Ignore the astonishingly drab liner cover, for Cavan’s Lilter is one of the brightest, best and startling releases to emerge for many a year. Indeed such skill and imagination does Séamus Fay bring to his mouth music that, at times, it’s easy to forget that most of this album’s thirty-three tracks are the simple product of the human voice.
The majority of traditional musicians can lilt a tune, of course, but the art of lilting as a substitute for instrumentation, especially to provide accompaniment for dancers, has almost disappeared. In one sense, therefore, it’s ironic that this CD emanates from Cavan, a county whose population is nowadays just over a fifth of the 230,000 or so who lived within its boundaries before the Great Famine. As anyone who has visited the county will know, getting lost in the county’s maze of meandering lanes and byways, especially around Lough Oughter, is one of the joys of a visit, but admirable efforts have been made to ensure that Cavan’s musical traditions remain highly visible. One part of this was the four-CD boxed set, A Call from the Musical Heart of Cavan. while another Lámh ar Lámh featured a live “house dance” CD recorded at the home of Cavan’s Antóin Mac Gabhann and family which, despite being taped in Meath, still bore a strong Cavan influence.
The common factor in both those recordings was Séamus Fay who hails from Drumconnick, near Cavan town. Born seventy years ago, Séamus possesses a massive repertoire of tunes, gleaned from childhood exposure to the 78s purchased for the family gramophone and many years spent listening to the radio while driving school buses. Three times All-Ireland champion lilter between 1959 and 1961 and again in 1969, Séamus has become a kind of Irish national lilting paragon, featured on a multitude of television and radio programmes and the subject of a special University College Cork study.

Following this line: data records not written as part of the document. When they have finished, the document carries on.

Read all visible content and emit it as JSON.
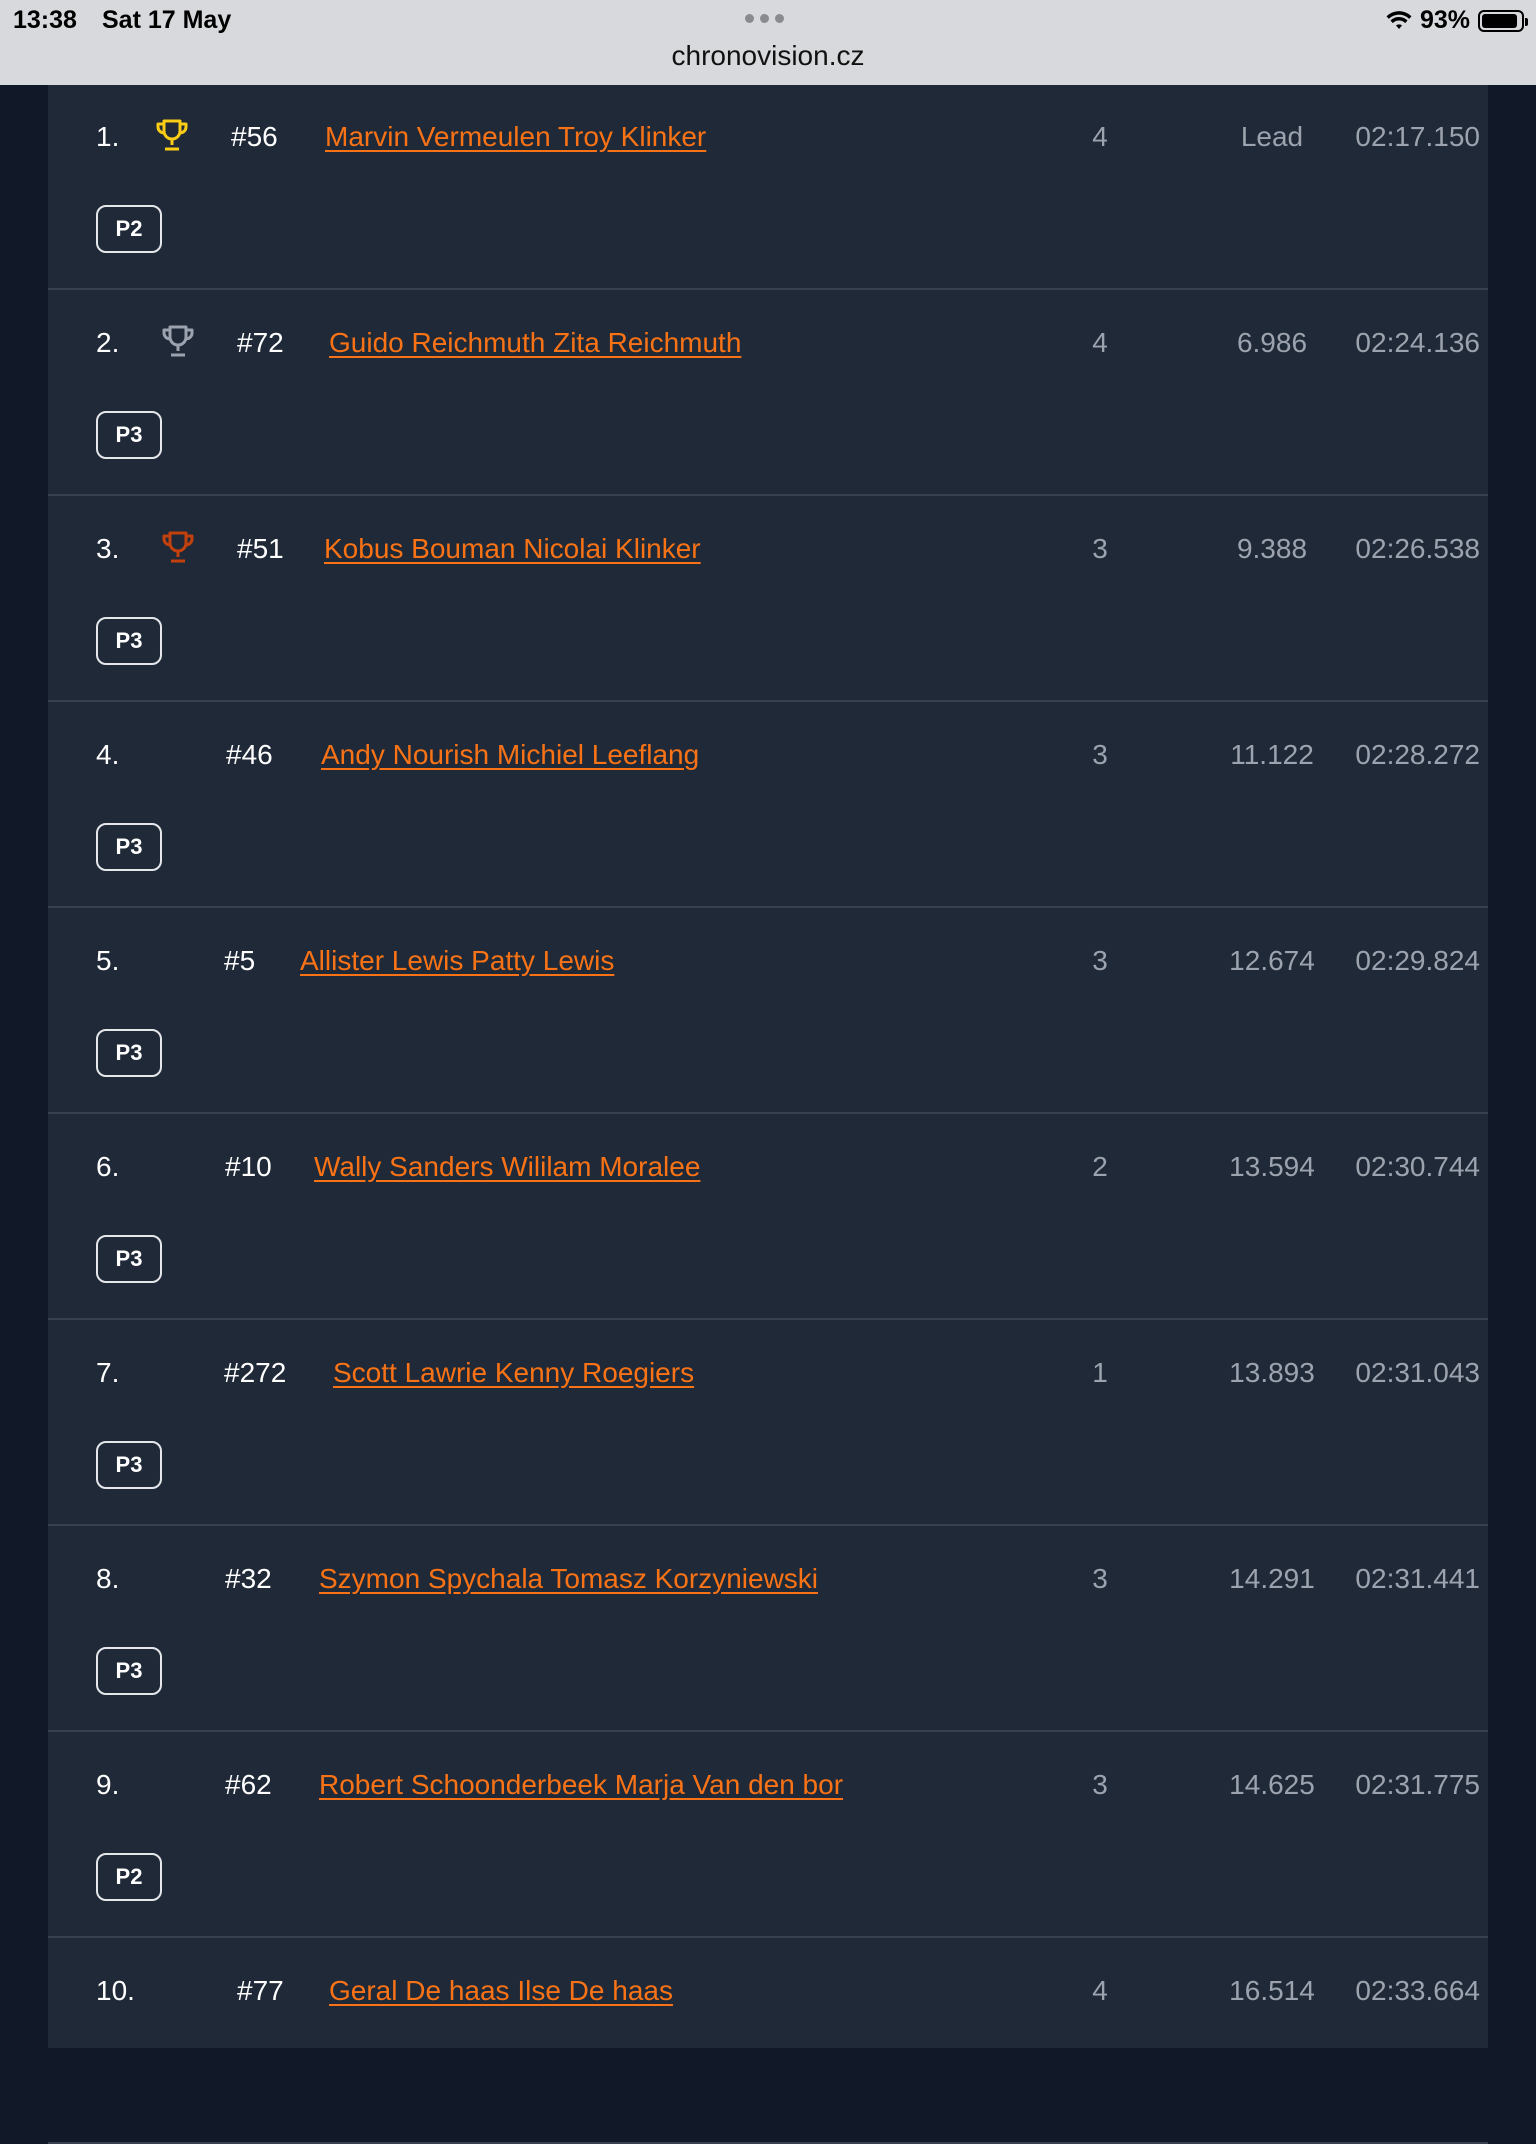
{
  "status_bar": {
    "time": "13:38",
    "date": "Sat 17 May",
    "url": "chronovision.cz",
    "battery": "93%",
    "battery_level": 0.93
  },
  "colors": {
    "link": "#f97316",
    "gold": "#facc15",
    "silver": "#9ca3af",
    "bronze": "#c2410c"
  },
  "results": [
    {
      "position": "1.",
      "trophy": "gold-trophy-icon",
      "number": "#56",
      "name": "Marvin Vermeulen Troy Klinker",
      "laps": "4",
      "gap": "Lead",
      "time": "02:17.150",
      "class": "P2"
    },
    {
      "position": "2.",
      "trophy": "silver-trophy-icon",
      "number": "#72",
      "name": "Guido Reichmuth Zita Reichmuth",
      "laps": "4",
      "gap": "6.986",
      "time": "02:24.136",
      "class": "P3"
    },
    {
      "position": "3.",
      "trophy": "bronze-trophy-icon",
      "number": "#51",
      "name": "Kobus Bouman Nicolai Klinker",
      "laps": "3",
      "gap": "9.388",
      "time": "02:26.538",
      "class": "P3"
    },
    {
      "position": "4.",
      "number": "#46",
      "name": "Andy Nourish Michiel Leeflang",
      "laps": "3",
      "gap": "11.122",
      "time": "02:28.272",
      "class": "P3"
    },
    {
      "position": "5.",
      "number": "#5",
      "name": "Allister Lewis Patty Lewis",
      "laps": "3",
      "gap": "12.674",
      "time": "02:29.824",
      "class": "P3"
    },
    {
      "position": "6.",
      "number": "#10",
      "name": "Wally Sanders Wililam Moralee",
      "laps": "2",
      "gap": "13.594",
      "time": "02:30.744",
      "class": "P3"
    },
    {
      "position": "7.",
      "number": "#272",
      "name": "Scott Lawrie Kenny Roegiers",
      "laps": "1",
      "gap": "13.893",
      "time": "02:31.043",
      "class": "P3"
    },
    {
      "position": "8.",
      "number": "#32",
      "name": "Szymon Spychala Tomasz Korzyniewski",
      "laps": "3",
      "gap": "14.291",
      "time": "02:31.441",
      "class": "P3"
    },
    {
      "position": "9.",
      "number": "#62",
      "name": "Robert Schoonderbeek Marja Van den bor",
      "laps": "3",
      "gap": "14.625",
      "time": "02:31.775",
      "class": "P2"
    },
    {
      "position": "10.",
      "number": "#77",
      "name": "Geral De haas Ilse De haas",
      "laps": "4",
      "gap": "16.514",
      "time": "02:33.664"
    }
  ]
}
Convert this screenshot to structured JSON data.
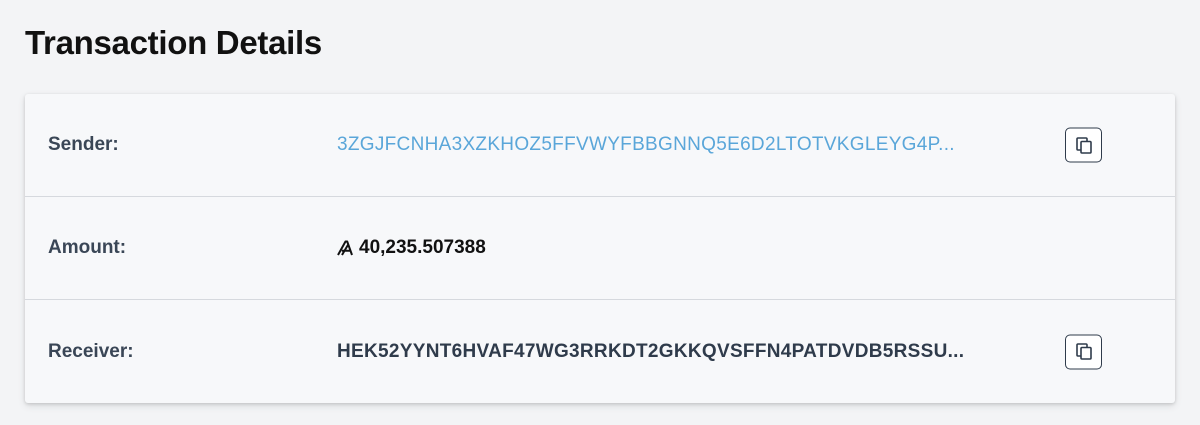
{
  "page": {
    "title": "Transaction Details"
  },
  "details": {
    "sender": {
      "label": "Sender:",
      "value": "3ZGJFCNHA3XZKHOZ5FFVWYFBBGNNQ5E6D2LTOTVKGLEYG4P..."
    },
    "amount": {
      "label": "Amount:",
      "value": "40,235.507388",
      "icon": "algo-icon"
    },
    "receiver": {
      "label": "Receiver:",
      "value": "HEK52YYNT6HVAF47WG3RRKDT2GKKQVSFFN4PATDVDB5RSSU..."
    }
  },
  "colors": {
    "background": "#f3f4f6",
    "card": "#f7f8fa",
    "link": "#5aa6d9",
    "text_dark": "#2f3b4b"
  }
}
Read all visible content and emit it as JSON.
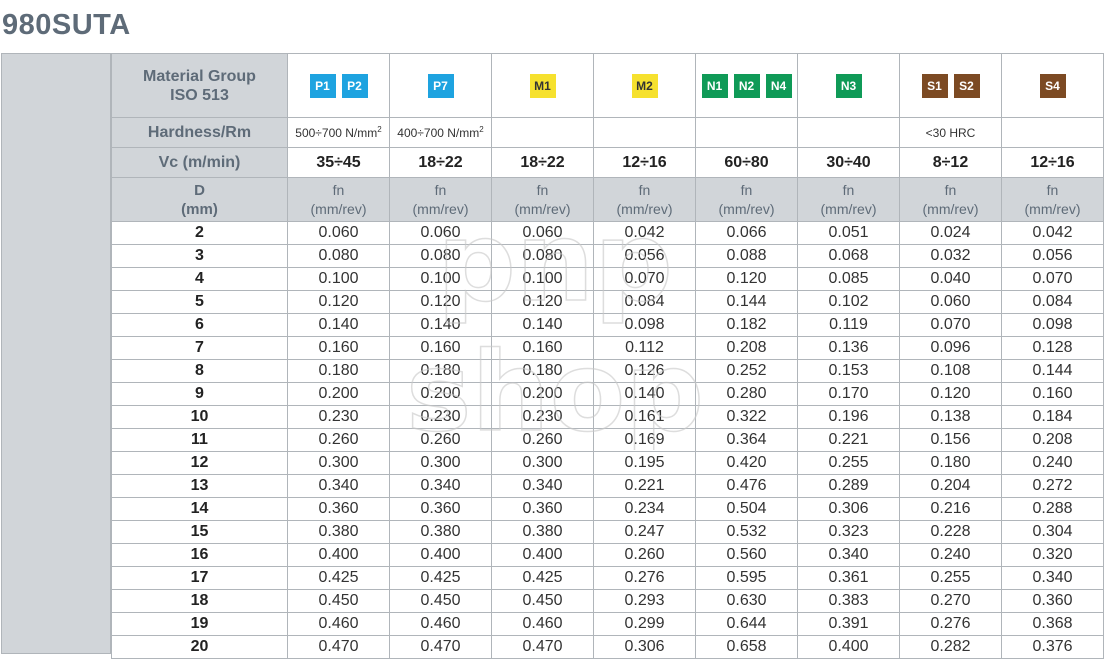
{
  "title": "980SUTA",
  "header": {
    "material_group_label": [
      "Material Group",
      "ISO 513"
    ],
    "hardness_label": "Hardness/Rm",
    "vc_label": "Vc (m/min)",
    "d_label": [
      "D",
      "(mm)"
    ],
    "fn_label": [
      "fn",
      "(mm/rev)"
    ]
  },
  "columns": [
    {
      "groups": [
        "P1",
        "P2"
      ],
      "group_type": "P",
      "hardness": "500÷700 N/mm",
      "hardness_sup": "2",
      "vc": "35÷45"
    },
    {
      "groups": [
        "P7"
      ],
      "group_type": "P",
      "hardness": "400÷700 N/mm",
      "hardness_sup": "2",
      "vc": "18÷22"
    },
    {
      "groups": [
        "M1"
      ],
      "group_type": "M",
      "hardness": "",
      "hardness_sup": "",
      "vc": "18÷22"
    },
    {
      "groups": [
        "M2"
      ],
      "group_type": "M",
      "hardness": "",
      "hardness_sup": "",
      "vc": "12÷16"
    },
    {
      "groups": [
        "N1",
        "N2",
        "N4"
      ],
      "group_type": "N",
      "hardness": "",
      "hardness_sup": "",
      "vc": "60÷80"
    },
    {
      "groups": [
        "N3"
      ],
      "group_type": "N",
      "hardness": "",
      "hardness_sup": "",
      "vc": "30÷40"
    },
    {
      "groups": [
        "S1",
        "S2"
      ],
      "group_type": "S",
      "hardness": "<30 HRC",
      "hardness_sup": "",
      "vc": "8÷12"
    },
    {
      "groups": [
        "S4"
      ],
      "group_type": "S",
      "hardness": "",
      "hardness_sup": "",
      "vc": "12÷16"
    }
  ],
  "colors": {
    "P": "#1ea3e0",
    "M": "#f6e12e",
    "N": "#0f9a57",
    "S": "#7c4a23",
    "header_bg": "#d1d5d9",
    "label_text": "#5e6b78"
  },
  "rows": [
    {
      "d": "2",
      "values": [
        "0.060",
        "0.060",
        "0.060",
        "0.042",
        "0.066",
        "0.051",
        "0.024",
        "0.042"
      ]
    },
    {
      "d": "3",
      "values": [
        "0.080",
        "0.080",
        "0.080",
        "0.056",
        "0.088",
        "0.068",
        "0.032",
        "0.056"
      ]
    },
    {
      "d": "4",
      "values": [
        "0.100",
        "0.100",
        "0.100",
        "0.070",
        "0.120",
        "0.085",
        "0.040",
        "0.070"
      ]
    },
    {
      "d": "5",
      "values": [
        "0.120",
        "0.120",
        "0.120",
        "0.084",
        "0.144",
        "0.102",
        "0.060",
        "0.084"
      ]
    },
    {
      "d": "6",
      "values": [
        "0.140",
        "0.140",
        "0.140",
        "0.098",
        "0.182",
        "0.119",
        "0.070",
        "0.098"
      ]
    },
    {
      "d": "7",
      "values": [
        "0.160",
        "0.160",
        "0.160",
        "0.112",
        "0.208",
        "0.136",
        "0.096",
        "0.128"
      ]
    },
    {
      "d": "8",
      "values": [
        "0.180",
        "0.180",
        "0.180",
        "0.126",
        "0.252",
        "0.153",
        "0.108",
        "0.144"
      ]
    },
    {
      "d": "9",
      "values": [
        "0.200",
        "0.200",
        "0.200",
        "0.140",
        "0.280",
        "0.170",
        "0.120",
        "0.160"
      ]
    },
    {
      "d": "10",
      "values": [
        "0.230",
        "0.230",
        "0.230",
        "0.161",
        "0.322",
        "0.196",
        "0.138",
        "0.184"
      ]
    },
    {
      "d": "11",
      "values": [
        "0.260",
        "0.260",
        "0.260",
        "0.169",
        "0.364",
        "0.221",
        "0.156",
        "0.208"
      ]
    },
    {
      "d": "12",
      "values": [
        "0.300",
        "0.300",
        "0.300",
        "0.195",
        "0.420",
        "0.255",
        "0.180",
        "0.240"
      ]
    },
    {
      "d": "13",
      "values": [
        "0.340",
        "0.340",
        "0.340",
        "0.221",
        "0.476",
        "0.289",
        "0.204",
        "0.272"
      ]
    },
    {
      "d": "14",
      "values": [
        "0.360",
        "0.360",
        "0.360",
        "0.234",
        "0.504",
        "0.306",
        "0.216",
        "0.288"
      ]
    },
    {
      "d": "15",
      "values": [
        "0.380",
        "0.380",
        "0.380",
        "0.247",
        "0.532",
        "0.323",
        "0.228",
        "0.304"
      ]
    },
    {
      "d": "16",
      "values": [
        "0.400",
        "0.400",
        "0.400",
        "0.260",
        "0.560",
        "0.340",
        "0.240",
        "0.320"
      ]
    },
    {
      "d": "17",
      "values": [
        "0.425",
        "0.425",
        "0.425",
        "0.276",
        "0.595",
        "0.361",
        "0.255",
        "0.340"
      ]
    },
    {
      "d": "18",
      "values": [
        "0.450",
        "0.450",
        "0.450",
        "0.293",
        "0.630",
        "0.383",
        "0.270",
        "0.360"
      ]
    },
    {
      "d": "19",
      "values": [
        "0.460",
        "0.460",
        "0.460",
        "0.299",
        "0.644",
        "0.391",
        "0.276",
        "0.368"
      ]
    },
    {
      "d": "20",
      "values": [
        "0.470",
        "0.470",
        "0.470",
        "0.306",
        "0.658",
        "0.400",
        "0.282",
        "0.376"
      ]
    }
  ],
  "watermark": [
    "pnp",
    "shop"
  ]
}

None of that, of course, accounts for the sheer inventiveness and loquacity of his music, but the extensive liner notes not only join up the dots, but colour in the spaces too. Inside you’ll find not only the text of an article which appeared in the rather anachronistically titled local newspaper, The Anglo-Celt, but a biographical sketch of Séamus by Antóin Mac Gabhann, an essay on lilting by Fintan Vallely, and a host of tributes from figures as various as Niall Keegan and Labrhás Ó Murchú (don’t let Larry’s eulogy deter you!). Intriguingly too, the booklet cocks a snook at corporate sponsorship by being supported by the likes of Fox’s Shoe Shop in Cavan town and Widows Bar, Belturbet.
The project’s instigator was accordionist Martin Donohoe, who co-produced the album along with Séamus. There’s a subtlety in the production too for, while Séamus is the undoubted lead, accompaniment is restricted to bones, dancing feet and the tapping of bodhrán rims. In other words, the voice holds centre stage and, through its variety of diddly-dees, dumpetys and dal-dee-dahs, never fails to engross. Wisely, the producers have also broken up the programme by including the odd song from Séamus here and there (plus a superb Edward Boyle by Aoife Murray who herself lilts a reel elsewhere), an archive recording of Séamus lilting in a duet with his late mother Kathleen, and closing with an interview between Fay and Donohoe.
Divest yourself of any doubts or hesitation, this is an utterly essential album!